A composição graciosa das cenas é exposta de maneira que a atenção especial aos detalhes não passe despercebida. Tudo é meticulosamente montado para amplificar o impacto pretendido de cada sequência. Cenas com um tom mais sobrenatural, por exemplo, possuem elegantes misturas de elementos cinematográficos; cortes de cena adjuntos de uma mistura de sons e ângulos incomuns de câmera. Neste caso, o resultado atingido é criar um ponto de vista entorpecido, distorcendo um pouco a percepção da cena e deixando claro que seu caráter é bizarro. O notável cuidado com ambientes dá um caráter genuíno à atmosfera, reforça o clima do filme além de criar uma experiência visual soberba. Desde castelos imensos até mansões sofisticadas, os lugares nunca desapontam. A escolha deles, em conjunto com design de produção e fotografia soberbos, melhora conforme o nível de detalhe e a caracterização dos mesmos impressiona cena após cena.
Outro aspecto muito bem capturado foi a sensação passada por cada cena. Com a ajuda da mencionada fluência de cenário, figurino filmagem, cada cena tem um caráter bem único e nem sempre relacionado a apenas uma das várias direções do resto do filme. Ou seja, “Bram Stoker’s Dracula” nunca se torna uma experiência previsível, em termos de entonação. É impressionante como a história muda de repente de uma caça ao monstro a um romance. De seu modo, há uma mistura de temáticas e orientações de gênero cinematográfico. Conforme as sequências fluem, de um patamar mais afrodisíaco para outro que envolve mais terror e suspense, o diretor conduz cada um delas de maneira natural e fluída, criando uma atmosfera única e excepcional.
Mas como nas palavras do próprio Coppola, as jóias do longa-metragem são os atores, as peças essenciais nesse jogo de criar e manter climas diferentes. Gary Oldman, em especial, tem um grande papel neste esquema, visto que ele interpreta o próprio Drácula. Assim como o personagem assume formas físicas diferentes, o próprio Oldman muda a entonação de sua atuação, apresentando uma versatilidade incrível ao interpretar um personagem, mas vários papéis. Um nível excelente é atingido especialmente nas sequências onde há um tom de sensualidade, nas quais uma postura que transmita esse sentimento adequadamente é exigida. Uma vez que esse tom traça uma linha tênue entre a pornografia explícita, o brega e o sentimento autêntico, uma certa perícia se mostra necessária para não cair do lado errado da cerca. Mais do que capaz, o ator entrega uma atuação bela e suave, atendendo graciosamente aos requisitos de seu papel.

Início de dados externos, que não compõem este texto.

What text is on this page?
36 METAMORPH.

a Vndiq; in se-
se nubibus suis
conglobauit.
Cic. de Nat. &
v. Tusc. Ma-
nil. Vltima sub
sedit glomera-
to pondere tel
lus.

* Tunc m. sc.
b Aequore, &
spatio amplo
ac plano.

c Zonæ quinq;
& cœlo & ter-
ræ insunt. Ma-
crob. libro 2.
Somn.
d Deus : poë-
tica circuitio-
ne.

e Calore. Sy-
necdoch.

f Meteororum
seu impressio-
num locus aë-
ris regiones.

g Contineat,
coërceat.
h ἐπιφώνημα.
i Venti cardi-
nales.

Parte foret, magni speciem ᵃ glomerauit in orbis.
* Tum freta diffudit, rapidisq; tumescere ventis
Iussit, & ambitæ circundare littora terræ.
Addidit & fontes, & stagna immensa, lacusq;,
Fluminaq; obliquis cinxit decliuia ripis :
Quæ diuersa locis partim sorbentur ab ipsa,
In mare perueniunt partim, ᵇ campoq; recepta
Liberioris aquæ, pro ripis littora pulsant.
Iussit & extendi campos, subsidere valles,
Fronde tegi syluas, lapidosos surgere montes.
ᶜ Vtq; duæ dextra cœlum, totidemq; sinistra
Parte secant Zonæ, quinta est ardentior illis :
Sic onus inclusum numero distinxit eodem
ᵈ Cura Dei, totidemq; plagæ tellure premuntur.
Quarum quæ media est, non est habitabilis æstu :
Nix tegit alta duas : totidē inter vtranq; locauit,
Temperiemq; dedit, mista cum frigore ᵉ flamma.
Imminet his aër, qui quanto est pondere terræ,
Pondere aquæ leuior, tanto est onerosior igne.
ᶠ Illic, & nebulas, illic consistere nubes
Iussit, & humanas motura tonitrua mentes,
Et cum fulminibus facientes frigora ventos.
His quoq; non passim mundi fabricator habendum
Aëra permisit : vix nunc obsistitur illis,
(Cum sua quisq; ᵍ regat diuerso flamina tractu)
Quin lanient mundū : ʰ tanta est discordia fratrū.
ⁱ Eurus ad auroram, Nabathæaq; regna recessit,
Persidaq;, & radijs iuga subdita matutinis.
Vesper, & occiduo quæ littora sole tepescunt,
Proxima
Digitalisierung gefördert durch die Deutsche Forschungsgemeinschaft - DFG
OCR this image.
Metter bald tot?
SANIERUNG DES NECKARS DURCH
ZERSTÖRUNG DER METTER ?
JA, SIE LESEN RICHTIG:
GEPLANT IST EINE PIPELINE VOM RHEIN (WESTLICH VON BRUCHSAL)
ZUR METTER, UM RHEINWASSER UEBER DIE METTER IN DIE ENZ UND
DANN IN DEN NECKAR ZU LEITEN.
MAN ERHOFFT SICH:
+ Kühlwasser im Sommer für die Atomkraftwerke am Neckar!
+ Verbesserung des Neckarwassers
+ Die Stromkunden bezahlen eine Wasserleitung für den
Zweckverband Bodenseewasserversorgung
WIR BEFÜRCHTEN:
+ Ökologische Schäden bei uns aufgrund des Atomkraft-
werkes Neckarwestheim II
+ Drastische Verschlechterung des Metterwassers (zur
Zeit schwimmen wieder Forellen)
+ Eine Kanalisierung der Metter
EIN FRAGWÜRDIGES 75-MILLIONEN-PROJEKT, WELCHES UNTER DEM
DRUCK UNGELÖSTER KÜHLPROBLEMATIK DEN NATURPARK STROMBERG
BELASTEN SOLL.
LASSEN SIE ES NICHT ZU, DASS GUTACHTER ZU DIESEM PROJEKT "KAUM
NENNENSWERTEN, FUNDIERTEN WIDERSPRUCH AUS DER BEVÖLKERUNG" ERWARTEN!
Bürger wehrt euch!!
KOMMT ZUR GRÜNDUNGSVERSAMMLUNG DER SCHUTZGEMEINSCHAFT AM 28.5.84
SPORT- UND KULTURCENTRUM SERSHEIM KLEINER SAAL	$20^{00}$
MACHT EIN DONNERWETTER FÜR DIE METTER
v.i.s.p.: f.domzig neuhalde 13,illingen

Quanto a Keanu Reeves, não achei ele tão exorbitantemente ruim como muitos. Ele realmente é o ponto fora da curva por não estar no mesmo nível que seus colegas, mas não acho que ele estrague os sucessos de “Bram Stoker’s Dracula”.
Mais um ótimo filme de um ótimo diretor, “Bram Stoker’s Dracula” adapta de um dos livros mais famosos da história e não desaponta em entregar uma visão fiel e moderna do clássico. Fãs de vampiros certamente gostarão dessa sensacional adaptação, enquanto fãs das criaturas brilhantes talvez aprendam uma coisa ou outra no que se refere a gostar de vampiros de verdade.